Centers and Clinics File Amicus Briefs

Ryan White Clinics for 340B Access (RWC-340B) and the National Association of Community Health Centers (NACHC) this week separately asked the court hearing Lilly’s lawsuit to let them argue why the court should not grant Lilly’s motion for a preliminary injunction against the 340B ADR process. RWC-340B and NACHC both sued HHS to force it to publish and implement long-delayed regulations setting up the ADR system. HHS published the rules on Dec. 14 and began accepting ADR petitions on Jan. 13. Attorneys for RWC-340B and NACHC filed petitions against manufacturers that day on behalf of members. Both groups have stayed their lawsuits to let the ADR system process the complaints.

“Covered entities have only one way to take direct action against drug companies that violate 340B requirements:  ADR,” RWC-340B said in its proposed amicus brief. “The lack of ADR became critically important last summer when Lilly led other drug companies on a campaign to undermine the 340B program by cutting off discounts on drugs shipped to contract pharmacies, which for many covered entities is the only way to access 340B discounted drugs. Enjoining ADR will irreparably harm covered entities by leaving them at the mercy of Lilly and other manufacturers that have adopted similar policies. Covered entities will inevitably have to cut services that are supported by 340B discounts. Patients will lose access to low-cost medications, and some may have to forgo their prescriptions altogether.”

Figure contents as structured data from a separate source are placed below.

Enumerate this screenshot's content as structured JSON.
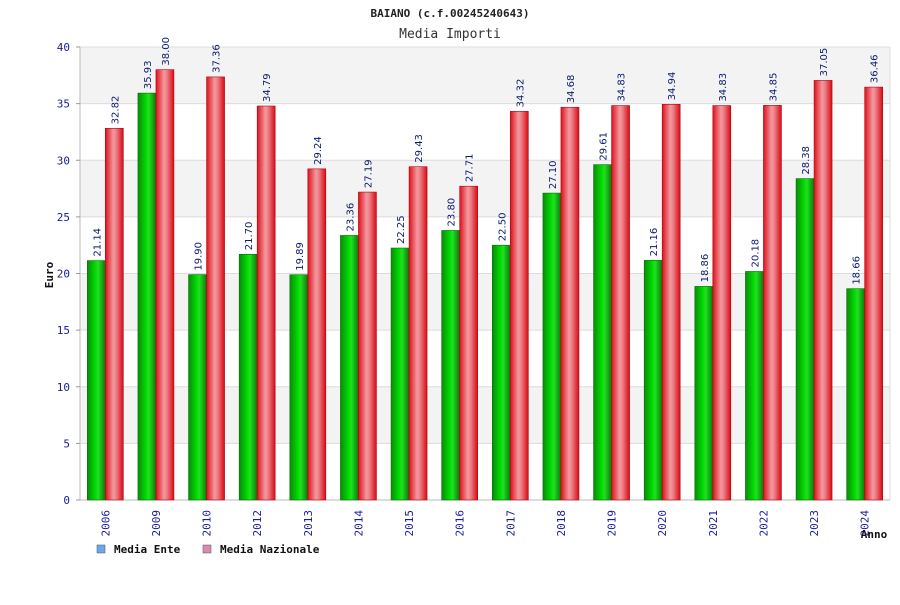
{
  "chart_data": {
    "type": "bar",
    "title": "BAIANO (c.f.00245240643)",
    "subtitle": "Media Importi",
    "xlabel": "Anno",
    "ylabel": "Euro",
    "ylim": [
      0,
      40
    ],
    "yticks": [
      0,
      5,
      10,
      15,
      20,
      25,
      30,
      35,
      40
    ],
    "grid": true,
    "legend_position": "bottom-left",
    "categories": [
      "2006",
      "2009",
      "2010",
      "2012",
      "2013",
      "2014",
      "2015",
      "2016",
      "2017",
      "2018",
      "2019",
      "2020",
      "2021",
      "2022",
      "2023",
      "2024"
    ],
    "series": [
      {
        "name": "Media Ente",
        "bar_color": "#10a810",
        "legend_color": "#6aa8e8",
        "values": [
          21.14,
          35.93,
          19.9,
          21.7,
          19.89,
          23.36,
          22.25,
          23.8,
          22.5,
          27.1,
          29.61,
          21.16,
          18.86,
          20.18,
          28.38,
          18.66
        ],
        "labels": [
          "21.14",
          "35.93",
          "19.90",
          "21.70",
          "19.89",
          "23.36",
          "22.25",
          "23.80",
          "22.50",
          "27.10",
          "29.61",
          "21.16",
          "18.86",
          "20.18",
          "28.38",
          "18.66"
        ]
      },
      {
        "name": "Media Nazionale",
        "bar_color": "#e01820",
        "legend_color": "#d88ab0",
        "values": [
          32.82,
          38.0,
          37.36,
          34.79,
          29.24,
          27.19,
          29.43,
          27.71,
          34.32,
          34.68,
          34.83,
          34.94,
          34.83,
          34.85,
          37.05,
          36.46
        ],
        "labels": [
          "32.82",
          "38.00",
          "37.36",
          "34.79",
          "29.24",
          "27.19",
          "29.43",
          "27.71",
          "34.32",
          "34.68",
          "34.83",
          "34.94",
          "34.83",
          "34.85",
          "37.05",
          "36.46"
        ]
      }
    ]
  }
}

Although no federally qualified health center (FQHC) is a party to Lilly’s lawsuit against HHS, NACHC said in its proposed amicus brief, “all FQHC covered entities will be significantly impacted if the court grants Lilly’s motion.”

“FQHCs would be severely damaged if the court were to enjoin the ADR Rule and process,” NACHC said. “An injunction would strip FQHCs of the only process available to them to seek relief from unlawful drug manufacturer overcharging for critical drugs that, drug manufacturers are required to offer to covered entities for purchase at or below statutory ceiling prices. An injunction would also indefinitely suspend the pending ADR claims NACHC (on behalf of 225 FQHCs) filed against Lilly and other manufacturers for ongoing unlawful overcharging. Such a suspension would compound the harms FQHCs, their patients, staff members, and broader communities are already suffering due to Lilly’s unlawful upending of a decades-long status quo.”